Interconnection Of Electrodes Using Field Emission Induced Growth Of Nanowires

FAIZHAL BIN BAKAR

Publication

Interconnection Of Electrodes Using Field Emission Induced Growth Of Nanowires

FAIZHAL BIN BAKAR

Abstract

This thesis concerns the interconnection of electrodes using field emission induced growth (FEIG) of W nanowires. We seek to understand the process through simulation of the growth phenomena seen at both the cathode and the anode. Better experimentation and understanding of FEIG will bring a step closer to understanding of the formation of nanosized connection between electrodes. Results of the simulation of electron and W ions trajectories at the beginning stage of the nanowire growth suggests a formation of a conical supporting structure at the base of the nanowire as well the formation of a nanowire with a diameter that grows at a much smaller rate than its length.

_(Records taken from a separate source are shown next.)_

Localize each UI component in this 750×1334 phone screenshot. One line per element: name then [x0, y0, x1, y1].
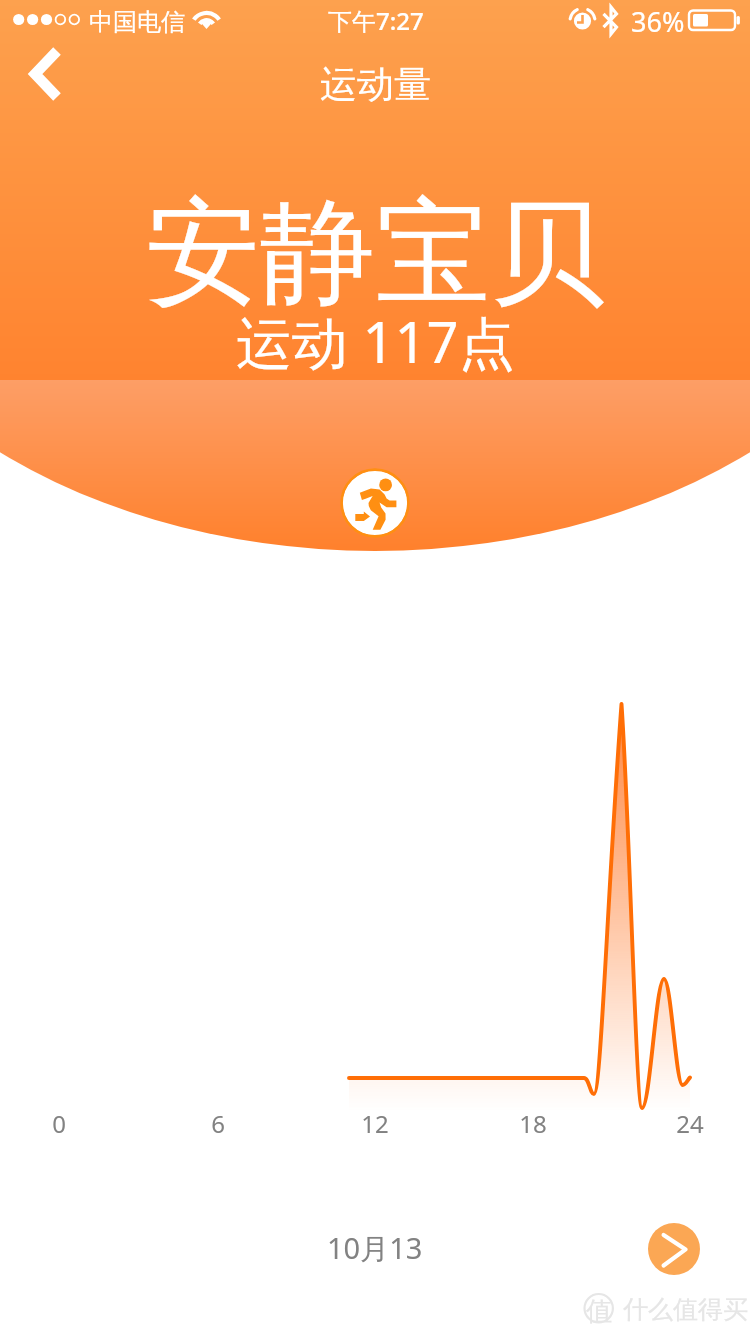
staticText: 0: [34, 1107, 84, 1140]
staticText: 值: [586, 1295, 612, 1328]
button[interactable]: Next day: [648, 1223, 700, 1275]
staticText: 运动 117点: [236, 303, 515, 379]
button[interactable]: Back: [4, 40, 76, 112]
staticText: 安静宝贝: [145, 181, 605, 326]
staticText: 中国电信: [89, 7, 185, 37]
staticText: 运动量: [320, 61, 431, 108]
staticText: 18: [508, 1107, 558, 1140]
staticText: 什么值得买: [623, 1294, 748, 1325]
staticText: 10月13: [327, 1228, 423, 1268]
staticText: 36%: [631, 3, 685, 40]
staticText: 12: [350, 1107, 400, 1140]
staticText: 6: [193, 1107, 243, 1140]
staticText: 24: [665, 1107, 715, 1140]
staticText: 下午7:27: [328, 4, 424, 37]
button[interactable]: Activity: [341, 469, 409, 537]
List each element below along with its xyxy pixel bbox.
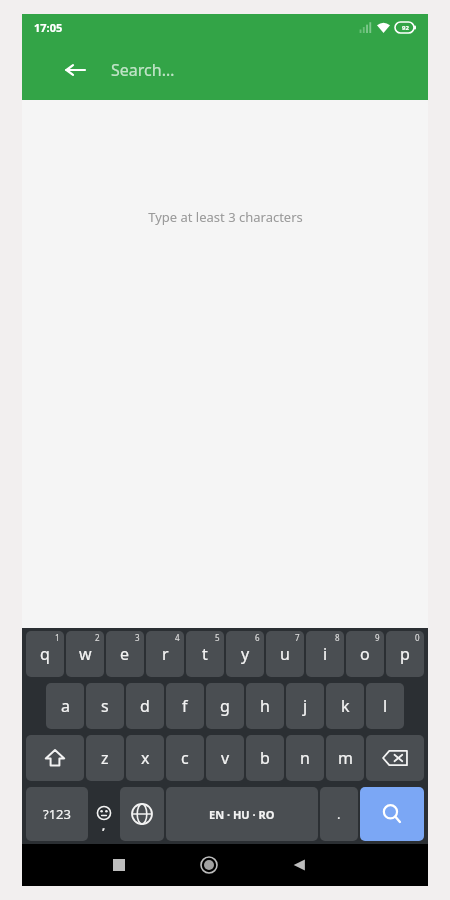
button[interactable]: o xyxy=(346,631,384,677)
button[interactable]: s xyxy=(86,683,124,729)
staticText: p xyxy=(400,643,410,665)
staticText: , xyxy=(102,818,106,833)
staticText: h xyxy=(260,695,270,717)
staticText: b xyxy=(260,747,270,769)
staticText: e xyxy=(120,643,130,665)
staticText: 4 xyxy=(175,632,180,643)
button[interactable]: Emoji xyxy=(89,784,119,844)
button[interactable]: g xyxy=(206,683,244,729)
staticText: 7 xyxy=(295,632,300,643)
button[interactable]: Back xyxy=(279,845,319,885)
staticText: EN · HU · RO xyxy=(209,807,275,822)
staticText: 3 xyxy=(135,632,140,643)
staticText: 6 xyxy=(255,632,260,643)
button[interactable]: q xyxy=(26,631,64,677)
button[interactable]: y xyxy=(226,631,264,677)
staticText: 8 xyxy=(335,632,340,643)
staticText: k xyxy=(341,695,350,717)
staticText: 9 xyxy=(375,632,380,643)
staticText: t xyxy=(202,643,208,665)
button[interactable]: p xyxy=(386,631,424,677)
staticText: 1 xyxy=(55,632,60,643)
button[interactable]: n xyxy=(286,735,324,781)
staticText: n xyxy=(300,747,310,769)
staticText: i xyxy=(323,643,328,665)
staticText: 17:05 xyxy=(34,20,63,35)
staticText: d xyxy=(140,695,150,717)
button[interactable]: Language xyxy=(120,787,164,841)
button[interactable]: Backspace xyxy=(366,735,424,781)
button[interactable]: h xyxy=(246,683,284,729)
button[interactable]: k xyxy=(326,683,364,729)
staticText: 2 xyxy=(95,632,100,643)
button[interactable]: r xyxy=(146,631,184,677)
staticText: o xyxy=(360,643,370,665)
button[interactable]: u xyxy=(266,631,304,677)
staticText: 92 xyxy=(402,24,409,32)
staticText: j xyxy=(303,695,308,717)
button[interactable]: j xyxy=(286,683,324,729)
staticText: 0 xyxy=(415,632,420,643)
button[interactable]: e xyxy=(106,631,144,677)
button[interactable]: Search xyxy=(360,787,424,841)
button[interactable]: Shift xyxy=(26,735,84,781)
button[interactable]: d xyxy=(126,683,164,729)
staticText: g xyxy=(220,695,230,717)
staticText: f xyxy=(182,695,188,717)
button[interactable]: m xyxy=(326,735,364,781)
button[interactable]: EN · HU · RO xyxy=(166,787,318,841)
staticText: m xyxy=(338,747,353,769)
button[interactable]: c xyxy=(166,735,204,781)
button[interactable]: i xyxy=(306,631,344,677)
staticText: ?123 xyxy=(43,805,71,823)
button[interactable]: Home xyxy=(189,845,229,885)
button[interactable]: t xyxy=(186,631,224,677)
staticText: a xyxy=(61,695,70,717)
staticText: y xyxy=(241,643,250,665)
staticText: w xyxy=(79,643,92,665)
staticText: . xyxy=(337,805,341,823)
button[interactable]: b xyxy=(246,735,284,781)
button[interactable]: ?123 xyxy=(26,787,88,841)
button[interactable]: w xyxy=(66,631,104,677)
staticText: l xyxy=(383,695,388,717)
button[interactable]: f xyxy=(166,683,204,729)
staticText: Search… xyxy=(111,59,175,81)
staticText: 5 xyxy=(215,632,220,643)
button[interactable]: v xyxy=(206,735,244,781)
staticText: s xyxy=(101,695,109,717)
staticText: c xyxy=(181,747,189,769)
staticText: Type at least 3 characters xyxy=(148,208,303,226)
staticText: q xyxy=(40,643,50,665)
staticText: r xyxy=(162,643,169,665)
button[interactable]: a xyxy=(46,683,84,729)
button[interactable]: Recents xyxy=(99,845,139,885)
staticText: x xyxy=(141,747,150,769)
button[interactable]: . xyxy=(320,787,358,841)
button[interactable]: x xyxy=(126,735,164,781)
button[interactable]: l xyxy=(366,683,404,729)
staticText: z xyxy=(101,747,109,769)
button[interactable]: Search… xyxy=(92,40,428,100)
staticText: v xyxy=(221,747,230,769)
staticText: u xyxy=(280,643,290,665)
button[interactable]: z xyxy=(86,735,124,781)
button[interactable]: Back xyxy=(58,53,92,87)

Results of simulation at the end stage of the nanowire growth suggest that nanowire growth speed reduces as the nanowire nears the anode. The measured resistance of W nanowire bridge however shows a large ohmic value due to the high resistance of the anode growth due W supply-limited deposition. The anode growth observed is thicker and has a tree-like structure and is deduced to arise from the continual fusing and growth of the cathode which encourages the anode growth as the thicker anode is unlikely to fuse. Preliminary anode simulations suggest that formation of protrusions at the anode will influence incoming electrons and thus the fractal growth of the anode observed. From TEM images, it was deduced that the tree-like anode growth is made up of metal agglomerates, enclosed in a carbonaceous matrix. The low crystallinity observed is deduced to be due to the low electron energy used.